Hello all you experts 

Just wondering if anyone can recommend anything that I can add to my tank that will support plant growth while not harming my shrimp at all? It's a 20 gallon long at work and I'd prefer not to mess with CO2 at all. 

Any ideas would be appreciated. 




Sent from my iPhone using Tapatalk


----------



## Fishfur (Mar 4, 2012)

What kind of shrimp do you have ? If they are Neos, you can use ferts and Excel and get good results that way. Excel is not as good as CO2, but it's helpful. You can buy pre mixed frets, like Flourish, or buy the basic chemicals and mix your own. A small syringe is useful for measuring the doses. Actually, API's carbon boost, I think is what they call it, is a better deal than Excel, as it's stronger, so you use less per dose.

Lighting is also a big part of plant growth. If you don't have enough for the plants you want to grow, adding ferts won't help.

If you have Crystal or Bee shrimp, ask on the Invertebrate forum, you'll get more answers there about shrimp.


----------



## TorontoPlantMan (Aug 16, 2013)

You have a few options. 

1. Re-do the tank (4-6 hour process depending on time) and you can add mineralized top soil to the tank so you never need to add other ferts for at least 6-8 years+ and it won't bother the shrimp.
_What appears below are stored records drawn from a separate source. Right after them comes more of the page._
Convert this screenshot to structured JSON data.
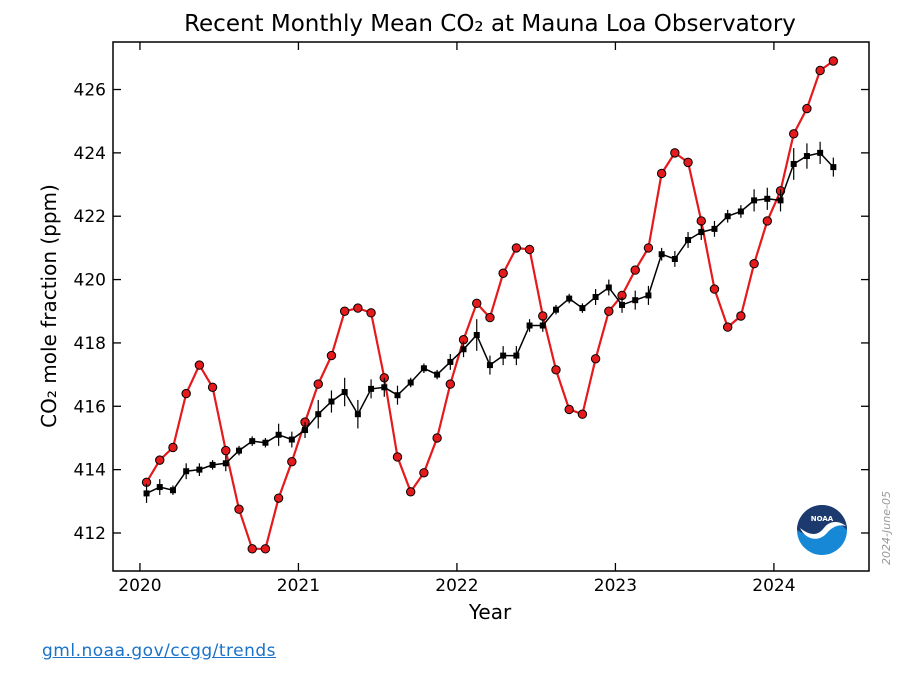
{
  "chart_data": {
    "type": "line",
    "title": "Recent Monthly Mean CO₂ at Mauna Loa Observatory",
    "xlabel": "Year",
    "ylabel": "CO₂ mole fraction (ppm)",
    "xlim": [
      2019.83,
      2024.6
    ],
    "ylim": [
      410.8,
      427.5
    ],
    "x_ticks": [
      2020,
      2021,
      2022,
      2023,
      2024
    ],
    "x_tick_labels": [
      "2020",
      "2021",
      "2022",
      "2023",
      "2024"
    ],
    "y_ticks": [
      412,
      414,
      416,
      418,
      420,
      422,
      424,
      426
    ],
    "y_tick_labels": [
      "412",
      "414",
      "416",
      "418",
      "420",
      "422",
      "424",
      "426"
    ],
    "grid": false,
    "x": [
      "2020-01",
      "2020-02",
      "2020-03",
      "2020-04",
      "2020-05",
      "2020-06",
      "2020-07",
      "2020-08",
      "2020-09",
      "2020-10",
      "2020-11",
      "2020-12",
      "2021-01",
      "2021-02",
      "2021-03",
      "2021-04",
      "2021-05",
      "2021-06",
      "2021-07",
      "2021-08",
      "2021-09",
      "2021-10",
      "2021-11",
      "2021-12",
      "2022-01",
      "2022-02",
      "2022-03",
      "2022-04",
      "2022-05",
      "2022-06",
      "2022-07",
      "2022-08",
      "2022-09",
      "2022-10",
      "2022-11",
      "2022-12",
      "2023-01",
      "2023-02",
      "2023-03",
      "2023-04",
      "2023-05",
      "2023-06",
      "2023-07",
      "2023-08",
      "2023-09",
      "2023-10",
      "2023-11",
      "2023-12",
      "2024-01",
      "2024-02",
      "2024-03",
      "2024-04",
      "2024-05"
    ],
    "series": [
      {
        "color": "#e41a1c",
        "marker": "circle",
        "values": [
          413.6,
          414.3,
          414.7,
          416.4,
          417.3,
          416.6,
          414.6,
          412.75,
          411.5,
          411.5,
          413.1,
          414.25,
          415.5,
          416.7,
          417.6,
          419.0,
          419.1,
          418.95,
          416.9,
          414.4,
          413.3,
          413.9,
          415.0,
          416.7,
          418.1,
          419.25,
          418.8,
          420.2,
          421.0,
          420.95,
          418.85,
          417.15,
          415.9,
          415.75,
          417.5,
          419.0,
          419.5,
          420.3,
          421.0,
          423.35,
          424.0,
          423.7,
          421.85,
          419.7,
          418.5,
          418.85,
          420.5,
          421.85,
          422.8,
          424.6,
          425.4,
          426.6,
          426.9
        ]
      },
      {
        "color": "#000000",
        "marker": "square",
        "values": [
          413.25,
          413.45,
          413.35,
          413.95,
          414.0,
          414.15,
          414.2,
          414.6,
          414.9,
          414.85,
          415.1,
          414.95,
          415.25,
          415.75,
          416.15,
          416.45,
          415.75,
          416.55,
          416.6,
          416.35,
          416.75,
          417.2,
          417.0,
          417.4,
          417.8,
          418.25,
          417.3,
          417.6,
          417.6,
          418.55,
          418.55,
          419.05,
          419.4,
          419.1,
          419.45,
          419.75,
          419.2,
          419.35,
          419.5,
          420.8,
          420.65,
          421.25,
          421.5,
          421.6,
          422.0,
          422.15,
          422.5,
          422.55,
          422.5,
          423.65,
          423.9,
          424.0,
          423.55
        ],
        "errors": [
          0.3,
          0.25,
          0.15,
          0.25,
          0.2,
          0.15,
          0.25,
          0.15,
          0.15,
          0.15,
          0.35,
          0.25,
          0.25,
          0.45,
          0.35,
          0.45,
          0.45,
          0.3,
          0.3,
          0.3,
          0.15,
          0.15,
          0.15,
          0.25,
          0.25,
          0.5,
          0.3,
          0.3,
          0.3,
          0.2,
          0.2,
          0.15,
          0.15,
          0.15,
          0.25,
          0.25,
          0.25,
          0.3,
          0.3,
          0.2,
          0.25,
          0.25,
          0.25,
          0.25,
          0.2,
          0.2,
          0.35,
          0.35,
          0.35,
          0.5,
          0.4,
          0.35,
          0.3
        ]
      }
    ]
  },
  "watermark_date": "2024-June-05",
  "logo_text": "NOAA",
  "footer_link": "gml.noaa.gov/ccgg/trends",
  "colors": {
    "link": "#1a73c8",
    "logo_dark": "#1d3a6e",
    "logo_light": "#1788d6"
  }
}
2. Add root tabs but it gets expensive after awhile, unless you can get osmocote from the U.S

3. Macro + Micro ferts - KNO3, KH2PO4, and trace elements - Don't waste money on Seachem's ferts unless it's Flourish Excel, everything else can easily be done by yourself for cheaper.


----------



## brycon (Aug 5, 2014)

Check out The Plant Guy from Winnipeg. He sells his own root tabs for 100 for $20 with free shipping. I've been using them and I don't really notice a difference in growth between his and Seachem's.


----------



## jimmyjam (Nov 6, 2007)

All depends on type of shrimps. Neos have lived in all my aquascapes (look below) no issues with co2, excel or my EI dosing. CRS, I wouldnt touch ferts at all if you want to breed and have a massive colony. If you care more for the scape, then expect some deaths with any kind of dosing. I would prefer substrate over water column for sure, but still a risk I wouldn't take for my high end CRS/kingkongs etc.


----------



## flanneryc (Jul 25, 2009)

Thanks for all the input guys. I'm actually think for my new CRS tank and I'm very afraid that it will impact their ability to breed properly. I think I'm going to hold off for now and see how some low light plants grow without help. 

Don't want to hurt my babies 


Sent from my iPhone using Tapatalk


----------



## jimmyjam (Nov 6, 2007)

good call! Have some moss, any of the ferns except maybe bolbitis, dhg will be fine as well . And if your using any decent shrimp soils like Aquasoil, they will have ferts inside anyways.


----------